Dynamic behavior and kinematic joint wear characteristics study of rigid-flexible hybrid mechanism considering spatial revolute joint clearance

Abstract

As industrial production increasingly demands higher precision, performance and stability requirements for advanced mechanisms have intensified exponentially, making the investigation of their dynamic behaviors critically important. Among the predominant factors compromising the precision and robustness of mechanism actuators, elastic deformation of structural components and kinematic joint clearances have been identified as significant contributors. While current research on clearance-induced dynamic behaviors predominantly focuses on planar multi-link mechanisms or simple spatial parallel mechanisms. Studies addressing hybrid mechanism containing three-dimensional(3D) revolute joint clearances remain remarkably limited, and even fewer studies consider the flexible effects of components alongside the wear characteristics of kinematic joints clearance in such hybrid systems. To address these research gaps, this paper investigates the dynamic response, reliability and wear characteristics of kinematic joints in a 3-PRPaR-RUPUR spatial redundant rigid-flexible hybrid mechanism. Firstly, a 3D revolute joint clearance model is established. Next, a 3D two-node spatial beam element model is developed using the absolute nodal coordinate form(ANCF). Subsequently, a wear model for revolute joint clearances is given based on the Archard model. Finally, a dynamic model of the rigid-flexible hybrid mechanism, considering spatial revolute joint clearances, is formulated utilizing the Lagrange multiplier method.
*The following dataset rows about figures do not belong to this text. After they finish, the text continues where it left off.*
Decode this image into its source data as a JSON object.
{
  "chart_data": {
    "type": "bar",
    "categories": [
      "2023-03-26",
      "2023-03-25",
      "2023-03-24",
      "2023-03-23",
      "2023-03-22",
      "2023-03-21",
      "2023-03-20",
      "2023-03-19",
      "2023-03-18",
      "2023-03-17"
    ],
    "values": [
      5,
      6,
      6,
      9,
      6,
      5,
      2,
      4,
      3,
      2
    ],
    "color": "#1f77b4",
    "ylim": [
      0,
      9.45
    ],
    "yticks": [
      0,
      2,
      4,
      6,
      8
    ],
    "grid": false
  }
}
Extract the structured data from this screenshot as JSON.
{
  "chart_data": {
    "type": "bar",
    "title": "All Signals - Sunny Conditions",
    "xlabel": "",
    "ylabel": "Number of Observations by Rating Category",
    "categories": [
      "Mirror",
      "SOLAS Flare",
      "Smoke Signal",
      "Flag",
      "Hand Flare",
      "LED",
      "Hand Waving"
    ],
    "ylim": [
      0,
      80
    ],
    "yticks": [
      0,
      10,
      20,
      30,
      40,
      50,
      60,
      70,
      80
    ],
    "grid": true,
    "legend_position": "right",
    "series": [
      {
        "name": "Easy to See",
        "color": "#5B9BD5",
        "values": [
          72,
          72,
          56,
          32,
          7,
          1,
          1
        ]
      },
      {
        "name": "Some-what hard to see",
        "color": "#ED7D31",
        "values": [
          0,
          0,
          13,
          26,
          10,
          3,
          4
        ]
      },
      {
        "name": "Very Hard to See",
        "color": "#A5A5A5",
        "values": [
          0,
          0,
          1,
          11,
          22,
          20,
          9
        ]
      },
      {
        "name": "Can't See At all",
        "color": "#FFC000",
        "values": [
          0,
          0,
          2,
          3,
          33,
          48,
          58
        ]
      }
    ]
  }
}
This investigation systematically quantifies the effects of component flexibility, clearance size, and multi-clearance configurations on the dynamic response, reliability of the moving platform and wear characteristics of clearance joints in the rigid-flexible hybrid mechanism. The findings aim to establish a systematic theoretical foundation for the study of high-precision, high-performance mechanism dynamics, reliability and the wear characteristics of kinematic joints with clearances.